Mohon tunggu...
Syahirul Alim
Syahirul Alim Mohon Tunggu... Penulis - Penulis Lepas, Penceramah, dan Akademisi

Penulis lepas, Pemerhati Masalah Sosial-Politik-Agama, Tinggal di Tangerang Selatan

Selanjutnya

Tutup

Humaniora Pilihan

Fenomena Kegilaan, yang Waras Jangan "Ngalah"

13 Februari 2018   15:57 Diperbarui: 13 Februari 2018   17:31 1141
+
Laporkan Konten
Laporkan Akun
Kompasiana adalah platform blog. Konten ini menjadi tanggung jawab bloger dan tidak mewakili pandangan redaksi Kompas.
Lihat foto
Bagikan ide kreativitasmu dalam bentuk konten di Kompasiana | Sumber gambar: Freepik

Isu orang gila yang menjadi pesakitan dalam melakukan serentetan aksi kekerasan kepada para pemuka agama karena "kegilaannya", perlu rasanya diteliti ulang. Pasalnya, kegilaan tidak identik dengan kondisi fisik yang selaras dengan kondisi hilang ingatan, tetapi kegilaan---sebagaimana disebut KBBI---merupakan "sifat (perihal,keadaan) gila; sesuatu yang melampaui batas".

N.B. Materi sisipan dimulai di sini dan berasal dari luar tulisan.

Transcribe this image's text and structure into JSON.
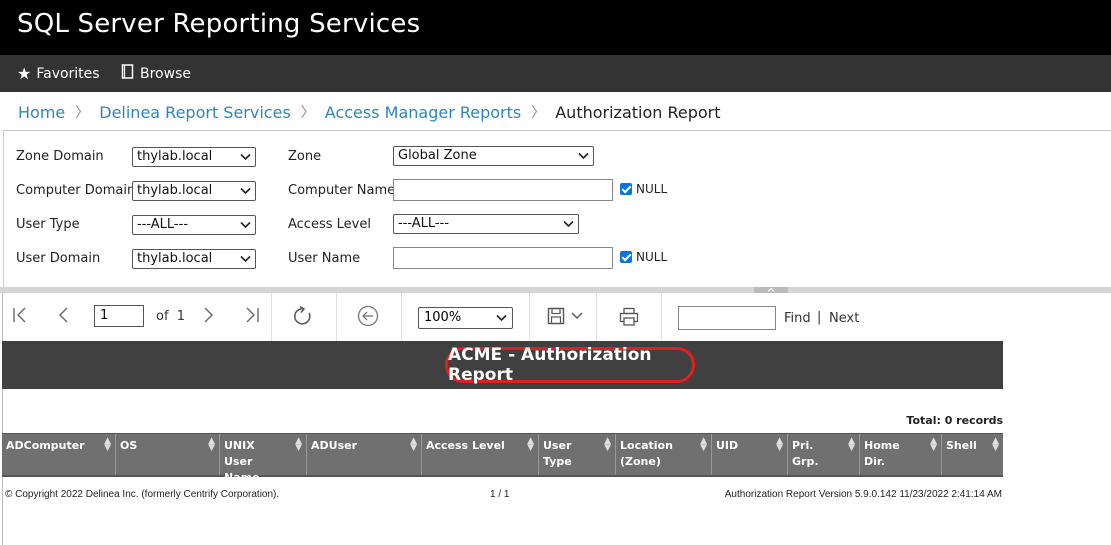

Kondisi semacam ini tentu saja dapat menimpa siapa saja, karena sifat gila bisa muncul karena dorongan sikap yang berlebihan dan melampaui batas, termasuk kegilaan dalam hal beragama. Bukankah yang disasar adalah para tokoh agama? Ustadz, kiai, pendeta, biksu, dan pemuka agama lainnya diintimidasi, diserang, bahkan ada yang sampai meregang nyawa. Jika yang disasar adalah agama dan tokoh agama, bisa saja seseorang yang melakukannya memang dalam kondisi kegilaan dalam hal agama.

Bagi yang berpikiran waras, tak mungkin rasanya mengintimidasi, meneror, terlebih menyakiti dan bahkan membunuh, terlepas dari keterkaitan dengan agama maupun tidak. Namun, jika akal sehat sudah tertutup karena kegilaan, jelas ini merupakan tanda pikiran yang tak waras, yang mungkin saja dapat dengan mudah diarahkan, diperintah, atau didorong untuk menyakiti pihak lain.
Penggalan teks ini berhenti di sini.